Early studies with incretin mimetics show promising improvements in glycaemic control with significant and continuing weight loss being achieved. Although nausea is common after starting treatment, this tends to be less when treatment is commenced on a lower dose and infrequently leads to cessation of therapy. Because these agents are administered as a once- or twice-daily injection, there will inevitably be some patients who will reject this form of therapy, but with the possibility of a once-weekly preparation in the future this may change.

Enhancing the incretin effect by blocking the breakdown of GLP-1 is the mechanism of action of a new therapeutic class – the DPP-IV inhibitors. These agents are generally well tolerated and effective in lowering blood glucose in people with type 2 diabetes. As oral preparations they have clear advantages over the parenterally administered GLP-1 analogues/agonists in terms of acceptability. By contrast, however, they are generally weight neutral.

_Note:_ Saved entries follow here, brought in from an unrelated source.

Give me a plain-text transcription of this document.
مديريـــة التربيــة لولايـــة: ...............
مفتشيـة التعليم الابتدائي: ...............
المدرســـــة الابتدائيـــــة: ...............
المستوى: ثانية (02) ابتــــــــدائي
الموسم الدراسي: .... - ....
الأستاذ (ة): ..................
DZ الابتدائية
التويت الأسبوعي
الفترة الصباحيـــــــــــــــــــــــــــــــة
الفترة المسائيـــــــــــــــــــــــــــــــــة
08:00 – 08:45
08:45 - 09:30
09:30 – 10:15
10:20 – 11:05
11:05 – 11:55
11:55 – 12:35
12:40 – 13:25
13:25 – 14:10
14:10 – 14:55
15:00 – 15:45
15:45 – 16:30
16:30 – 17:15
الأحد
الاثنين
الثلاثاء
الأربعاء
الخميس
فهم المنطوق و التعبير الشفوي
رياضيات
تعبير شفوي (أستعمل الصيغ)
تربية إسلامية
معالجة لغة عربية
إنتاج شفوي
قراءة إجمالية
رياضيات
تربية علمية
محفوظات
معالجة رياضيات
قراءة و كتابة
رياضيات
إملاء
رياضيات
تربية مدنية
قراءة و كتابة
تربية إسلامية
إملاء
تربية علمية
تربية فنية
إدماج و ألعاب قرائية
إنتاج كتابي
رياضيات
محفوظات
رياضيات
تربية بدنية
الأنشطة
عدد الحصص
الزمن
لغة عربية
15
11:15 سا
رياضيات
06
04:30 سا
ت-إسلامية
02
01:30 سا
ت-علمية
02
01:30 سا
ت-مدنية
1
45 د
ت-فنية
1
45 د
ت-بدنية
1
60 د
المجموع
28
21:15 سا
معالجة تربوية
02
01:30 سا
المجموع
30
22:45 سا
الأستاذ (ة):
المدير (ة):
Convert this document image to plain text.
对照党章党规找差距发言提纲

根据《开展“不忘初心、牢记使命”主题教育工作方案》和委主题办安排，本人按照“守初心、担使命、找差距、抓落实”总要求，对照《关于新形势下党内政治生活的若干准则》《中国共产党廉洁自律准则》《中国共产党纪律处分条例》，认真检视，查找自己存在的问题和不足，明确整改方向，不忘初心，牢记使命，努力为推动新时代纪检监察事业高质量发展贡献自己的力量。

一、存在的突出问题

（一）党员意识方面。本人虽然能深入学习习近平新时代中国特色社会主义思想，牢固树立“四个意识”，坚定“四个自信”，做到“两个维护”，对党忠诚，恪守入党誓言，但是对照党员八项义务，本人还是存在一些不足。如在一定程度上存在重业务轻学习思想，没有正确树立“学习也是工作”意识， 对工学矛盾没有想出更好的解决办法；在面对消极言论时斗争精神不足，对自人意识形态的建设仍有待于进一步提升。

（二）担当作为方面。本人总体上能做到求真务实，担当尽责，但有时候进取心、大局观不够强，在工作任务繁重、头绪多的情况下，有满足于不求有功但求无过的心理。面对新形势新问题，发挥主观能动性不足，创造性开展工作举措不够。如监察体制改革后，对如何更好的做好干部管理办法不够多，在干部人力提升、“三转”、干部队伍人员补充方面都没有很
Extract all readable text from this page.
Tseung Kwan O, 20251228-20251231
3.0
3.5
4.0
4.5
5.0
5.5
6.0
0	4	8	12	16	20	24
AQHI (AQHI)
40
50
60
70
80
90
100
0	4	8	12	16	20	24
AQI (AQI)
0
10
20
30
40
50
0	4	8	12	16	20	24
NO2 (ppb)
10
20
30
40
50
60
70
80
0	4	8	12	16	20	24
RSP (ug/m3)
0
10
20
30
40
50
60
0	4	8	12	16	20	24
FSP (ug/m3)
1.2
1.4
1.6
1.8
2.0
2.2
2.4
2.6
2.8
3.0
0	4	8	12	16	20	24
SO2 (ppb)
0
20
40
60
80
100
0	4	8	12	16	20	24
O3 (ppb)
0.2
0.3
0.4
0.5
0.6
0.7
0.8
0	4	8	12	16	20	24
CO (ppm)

With time it is likely that both classes will be used earlier in the natural history of diabetes than their initial licenses in Europe are likely to or do permit. The potential for these agents to improve β-cell durability is an exciting prospect for a metabolic condition that inexorably progresses even with optimum treatment. 

Any future strategy to manage diabetes in a clinical setting and meet the needs of individual patients should include new classes of drugs. Incretin mimetics and gliptins offer novel mechanisms of action in the diabetes therapeutic portfolio.